Smooth muscle tumors of the uterus are frequent and mostly benign. Some tumors may present unusual histological aspects that cannot be categorized as benign or malignant lesions. Thus, in 2003, the WHO classified these tumors as smooth muscle tumors of uncertain malignant potential (STUMP) [1].
STUMP are rarely reported in the literature. They are sporadic, and the exact incidence rate is unknown due to the small number of studied cases. It is difficult to categorize them by imaging, particularly for voluminous tumors, such as in our case.
Through this case, we aim to report our experience and shed further light on a rare issue of a relapse of a uterine STUMP through a literature review.

CASE REPORT

A 25-year-old unmarried North African woman whose twin sister was operated on for a benign leiomyoma of the uterus within the same year. With a personal history of mitral shrinkage and myomectomy in 2016. The anatomopathological examination concluded a smooth muscle tumor of uncertain malignant potential. The patient was lost to follow-up for four years, and in 2020 she presented with pelvic pain associated with pollakiuria, all of which had been evolving for two years.
The clinical examination found a 20cm abdominal mass.
We did not perform the gynecological examination because the patient was a virgin. The rectal examination showed a substantial mobile abdominopelvic mass. An MRI showed a globular uterus increased in size, occupying almost the entire abdominopelvic cavity measuring 260x228x161mm seat of numerous uterine myomas (Figure1), the largest of which measures 188x89mm, in heterogeneous T2 hyper-signal, hypo-signal T1, hyper-signal diffusion with restriction of ADC and heterogeneous enhancement. After multidisciplinary consultation, the decision was to perform an exploratory laparotomy which showed small uterus pushed back above the iliac bifurcation with a 60 mm posterior fundal mass of soft consistency, coming into contact with the iliac vessels laterally and the cecum posteriorly and pushing back the bladder (Figure 2). The two adnexa and the rest of the abdominopelvic cavity were without any anomaly.

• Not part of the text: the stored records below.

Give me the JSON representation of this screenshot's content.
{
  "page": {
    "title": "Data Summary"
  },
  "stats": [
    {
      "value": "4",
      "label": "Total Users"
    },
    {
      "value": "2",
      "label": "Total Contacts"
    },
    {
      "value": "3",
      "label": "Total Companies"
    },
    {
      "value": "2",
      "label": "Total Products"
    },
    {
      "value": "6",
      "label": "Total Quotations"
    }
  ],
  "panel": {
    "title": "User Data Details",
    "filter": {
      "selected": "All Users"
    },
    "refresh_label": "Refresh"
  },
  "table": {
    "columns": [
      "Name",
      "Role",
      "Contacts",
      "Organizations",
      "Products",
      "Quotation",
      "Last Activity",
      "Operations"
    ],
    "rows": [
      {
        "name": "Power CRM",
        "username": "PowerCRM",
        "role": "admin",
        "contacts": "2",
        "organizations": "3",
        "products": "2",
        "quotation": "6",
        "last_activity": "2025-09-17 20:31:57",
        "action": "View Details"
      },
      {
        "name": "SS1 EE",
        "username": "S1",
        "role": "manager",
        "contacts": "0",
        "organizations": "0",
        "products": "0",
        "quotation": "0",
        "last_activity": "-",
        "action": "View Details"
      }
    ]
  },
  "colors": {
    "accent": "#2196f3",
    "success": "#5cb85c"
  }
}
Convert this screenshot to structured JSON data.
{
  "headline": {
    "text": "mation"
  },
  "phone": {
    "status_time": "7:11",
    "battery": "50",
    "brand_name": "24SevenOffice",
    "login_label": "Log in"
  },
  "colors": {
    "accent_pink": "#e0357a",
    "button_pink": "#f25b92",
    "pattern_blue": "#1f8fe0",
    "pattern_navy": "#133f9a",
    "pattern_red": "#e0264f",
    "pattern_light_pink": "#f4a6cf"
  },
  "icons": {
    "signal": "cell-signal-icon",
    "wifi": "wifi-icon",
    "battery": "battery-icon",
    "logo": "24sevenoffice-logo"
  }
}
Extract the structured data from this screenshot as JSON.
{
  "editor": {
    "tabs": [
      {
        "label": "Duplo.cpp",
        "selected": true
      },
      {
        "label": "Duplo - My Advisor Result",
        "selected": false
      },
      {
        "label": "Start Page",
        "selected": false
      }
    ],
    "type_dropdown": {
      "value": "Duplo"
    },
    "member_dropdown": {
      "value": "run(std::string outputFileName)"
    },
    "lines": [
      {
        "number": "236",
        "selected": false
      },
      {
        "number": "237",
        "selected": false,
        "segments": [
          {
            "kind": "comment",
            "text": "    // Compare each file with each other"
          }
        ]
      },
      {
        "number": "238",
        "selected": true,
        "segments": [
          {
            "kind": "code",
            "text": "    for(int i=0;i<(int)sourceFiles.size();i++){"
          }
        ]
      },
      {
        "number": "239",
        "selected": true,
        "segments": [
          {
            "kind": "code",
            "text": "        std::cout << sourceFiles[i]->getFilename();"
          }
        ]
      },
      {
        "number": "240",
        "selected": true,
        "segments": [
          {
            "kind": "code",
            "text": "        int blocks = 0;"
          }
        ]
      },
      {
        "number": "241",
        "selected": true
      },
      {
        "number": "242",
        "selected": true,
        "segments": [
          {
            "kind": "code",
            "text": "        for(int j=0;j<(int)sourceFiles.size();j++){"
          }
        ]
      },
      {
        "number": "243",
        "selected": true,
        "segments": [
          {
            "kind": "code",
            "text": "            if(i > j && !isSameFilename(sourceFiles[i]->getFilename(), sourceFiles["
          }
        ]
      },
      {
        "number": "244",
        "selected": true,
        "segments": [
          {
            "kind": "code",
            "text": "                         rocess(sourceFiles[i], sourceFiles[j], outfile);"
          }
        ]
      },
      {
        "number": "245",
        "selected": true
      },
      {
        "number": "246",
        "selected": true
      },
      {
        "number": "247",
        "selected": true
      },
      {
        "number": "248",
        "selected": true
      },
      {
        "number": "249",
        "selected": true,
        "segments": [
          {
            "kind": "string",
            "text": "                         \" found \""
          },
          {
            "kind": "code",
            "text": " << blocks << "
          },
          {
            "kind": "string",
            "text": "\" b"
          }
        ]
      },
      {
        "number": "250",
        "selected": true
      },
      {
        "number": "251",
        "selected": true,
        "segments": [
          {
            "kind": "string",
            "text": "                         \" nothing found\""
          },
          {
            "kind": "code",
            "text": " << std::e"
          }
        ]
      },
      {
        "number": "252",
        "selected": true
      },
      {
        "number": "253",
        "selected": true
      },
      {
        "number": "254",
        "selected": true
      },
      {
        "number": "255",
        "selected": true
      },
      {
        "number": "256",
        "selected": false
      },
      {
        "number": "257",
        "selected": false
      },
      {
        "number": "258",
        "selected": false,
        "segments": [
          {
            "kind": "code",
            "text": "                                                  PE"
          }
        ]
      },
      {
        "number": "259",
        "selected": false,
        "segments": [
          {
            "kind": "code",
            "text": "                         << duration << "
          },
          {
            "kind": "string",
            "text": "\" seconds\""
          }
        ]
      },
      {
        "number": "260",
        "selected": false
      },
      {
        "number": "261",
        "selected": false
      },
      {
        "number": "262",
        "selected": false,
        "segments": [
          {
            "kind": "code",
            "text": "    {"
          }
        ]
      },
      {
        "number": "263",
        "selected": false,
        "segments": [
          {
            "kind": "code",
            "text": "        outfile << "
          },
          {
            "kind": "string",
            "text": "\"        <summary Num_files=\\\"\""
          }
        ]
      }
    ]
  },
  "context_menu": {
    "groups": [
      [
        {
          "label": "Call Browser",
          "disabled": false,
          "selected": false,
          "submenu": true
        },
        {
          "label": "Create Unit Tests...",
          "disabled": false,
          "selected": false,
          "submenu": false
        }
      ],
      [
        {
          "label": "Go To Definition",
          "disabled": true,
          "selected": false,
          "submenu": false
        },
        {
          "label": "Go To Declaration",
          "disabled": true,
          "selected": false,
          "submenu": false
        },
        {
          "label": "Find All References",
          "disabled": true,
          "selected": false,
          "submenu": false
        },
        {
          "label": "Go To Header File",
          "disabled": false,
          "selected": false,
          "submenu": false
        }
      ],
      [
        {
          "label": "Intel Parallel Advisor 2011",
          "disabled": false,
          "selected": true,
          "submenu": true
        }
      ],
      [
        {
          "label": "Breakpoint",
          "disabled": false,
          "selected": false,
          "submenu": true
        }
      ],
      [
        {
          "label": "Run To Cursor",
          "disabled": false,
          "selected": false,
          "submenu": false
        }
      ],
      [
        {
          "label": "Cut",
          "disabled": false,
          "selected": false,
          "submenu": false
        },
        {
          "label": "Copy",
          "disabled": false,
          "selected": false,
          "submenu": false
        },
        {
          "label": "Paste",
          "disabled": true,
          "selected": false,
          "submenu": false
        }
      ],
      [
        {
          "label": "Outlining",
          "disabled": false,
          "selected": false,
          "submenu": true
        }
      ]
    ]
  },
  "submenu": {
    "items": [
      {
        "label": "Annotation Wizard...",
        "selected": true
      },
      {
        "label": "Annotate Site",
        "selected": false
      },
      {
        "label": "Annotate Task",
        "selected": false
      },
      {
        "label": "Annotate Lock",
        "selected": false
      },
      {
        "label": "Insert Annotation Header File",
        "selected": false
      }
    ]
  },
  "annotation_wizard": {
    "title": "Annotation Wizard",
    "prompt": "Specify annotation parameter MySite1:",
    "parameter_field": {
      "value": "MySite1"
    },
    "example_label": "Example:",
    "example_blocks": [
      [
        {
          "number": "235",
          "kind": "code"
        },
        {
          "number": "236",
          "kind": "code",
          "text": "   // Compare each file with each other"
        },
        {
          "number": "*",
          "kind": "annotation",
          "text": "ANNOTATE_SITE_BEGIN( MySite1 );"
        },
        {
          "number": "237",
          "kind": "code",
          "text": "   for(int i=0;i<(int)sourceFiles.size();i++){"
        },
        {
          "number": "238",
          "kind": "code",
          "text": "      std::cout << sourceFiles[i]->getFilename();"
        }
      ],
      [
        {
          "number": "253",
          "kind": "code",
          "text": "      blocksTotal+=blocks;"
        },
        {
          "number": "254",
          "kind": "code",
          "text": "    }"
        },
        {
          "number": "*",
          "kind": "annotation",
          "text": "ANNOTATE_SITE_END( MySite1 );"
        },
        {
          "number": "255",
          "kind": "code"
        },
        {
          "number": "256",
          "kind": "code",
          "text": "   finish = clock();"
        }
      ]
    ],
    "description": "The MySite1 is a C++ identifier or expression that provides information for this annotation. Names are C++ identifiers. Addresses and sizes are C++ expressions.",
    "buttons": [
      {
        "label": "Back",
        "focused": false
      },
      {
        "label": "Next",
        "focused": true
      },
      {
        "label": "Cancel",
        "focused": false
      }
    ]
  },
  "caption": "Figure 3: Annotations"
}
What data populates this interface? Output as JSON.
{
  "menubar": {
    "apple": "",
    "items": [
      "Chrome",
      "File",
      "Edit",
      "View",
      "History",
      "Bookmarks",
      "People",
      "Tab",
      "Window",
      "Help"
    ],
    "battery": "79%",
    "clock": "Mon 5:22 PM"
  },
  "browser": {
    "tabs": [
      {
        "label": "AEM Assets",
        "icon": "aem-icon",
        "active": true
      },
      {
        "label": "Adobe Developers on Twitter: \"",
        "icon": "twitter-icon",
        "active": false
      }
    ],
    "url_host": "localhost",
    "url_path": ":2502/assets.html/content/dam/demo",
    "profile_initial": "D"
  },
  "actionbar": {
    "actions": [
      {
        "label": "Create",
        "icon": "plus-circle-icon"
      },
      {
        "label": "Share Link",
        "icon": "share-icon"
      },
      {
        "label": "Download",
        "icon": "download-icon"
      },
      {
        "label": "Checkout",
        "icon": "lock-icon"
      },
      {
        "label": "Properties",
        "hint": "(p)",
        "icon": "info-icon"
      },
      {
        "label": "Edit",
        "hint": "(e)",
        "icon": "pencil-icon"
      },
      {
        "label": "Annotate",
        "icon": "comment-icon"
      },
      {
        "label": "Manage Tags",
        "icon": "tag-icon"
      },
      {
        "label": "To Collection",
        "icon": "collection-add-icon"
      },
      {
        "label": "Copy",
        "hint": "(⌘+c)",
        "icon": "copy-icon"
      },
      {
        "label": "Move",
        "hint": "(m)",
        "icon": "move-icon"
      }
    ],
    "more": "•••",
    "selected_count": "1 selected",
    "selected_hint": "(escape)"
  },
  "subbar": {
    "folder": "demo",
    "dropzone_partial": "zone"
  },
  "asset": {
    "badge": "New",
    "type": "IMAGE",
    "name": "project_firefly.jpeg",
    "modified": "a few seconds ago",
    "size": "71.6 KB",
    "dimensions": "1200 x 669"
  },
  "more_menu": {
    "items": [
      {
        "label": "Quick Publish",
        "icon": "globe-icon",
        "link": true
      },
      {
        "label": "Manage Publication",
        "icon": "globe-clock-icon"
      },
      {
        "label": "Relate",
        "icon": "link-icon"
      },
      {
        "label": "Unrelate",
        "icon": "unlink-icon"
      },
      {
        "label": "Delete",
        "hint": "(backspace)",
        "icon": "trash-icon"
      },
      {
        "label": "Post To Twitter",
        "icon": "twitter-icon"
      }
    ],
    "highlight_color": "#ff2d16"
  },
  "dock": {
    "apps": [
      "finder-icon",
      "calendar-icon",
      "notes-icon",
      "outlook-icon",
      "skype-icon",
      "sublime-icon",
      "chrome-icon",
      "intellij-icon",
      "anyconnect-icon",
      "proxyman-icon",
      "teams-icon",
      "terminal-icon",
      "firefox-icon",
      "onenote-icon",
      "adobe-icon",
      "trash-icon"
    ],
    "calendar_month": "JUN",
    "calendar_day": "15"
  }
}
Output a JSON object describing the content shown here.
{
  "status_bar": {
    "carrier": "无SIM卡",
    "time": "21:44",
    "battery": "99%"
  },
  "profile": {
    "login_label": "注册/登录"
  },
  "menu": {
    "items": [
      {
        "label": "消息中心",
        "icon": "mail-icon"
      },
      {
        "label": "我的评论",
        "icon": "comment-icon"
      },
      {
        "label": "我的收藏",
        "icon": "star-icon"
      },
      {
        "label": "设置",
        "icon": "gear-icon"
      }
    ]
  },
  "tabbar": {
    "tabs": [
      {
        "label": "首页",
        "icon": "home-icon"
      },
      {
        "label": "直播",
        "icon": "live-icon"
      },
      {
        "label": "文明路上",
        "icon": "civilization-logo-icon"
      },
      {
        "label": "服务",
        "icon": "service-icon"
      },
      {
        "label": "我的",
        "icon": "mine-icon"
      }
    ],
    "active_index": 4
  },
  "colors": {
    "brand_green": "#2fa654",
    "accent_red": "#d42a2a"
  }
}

We performed an inter-adnexal hysterectomy (Figure 3) given to these intraoperative findings, recurrence, and histological type (STUMP). The anatomopathological examination showed the presence of fasciculated architectural tumor proliferation. It was made of smooth muscle bundles intersecting at right angles. The tumor cells were elongated, presenting significant focal atypia with an estimated mitotic index of 7 mitosis/10 fields at high magnification (CFG), presence of necrosis foci. All concluded to a STUMP. After a multidisciplinary meeting, we decided to perform clinical and radiological surveillance every three months.
No sign of recurrence was seen after ten months of follow-up.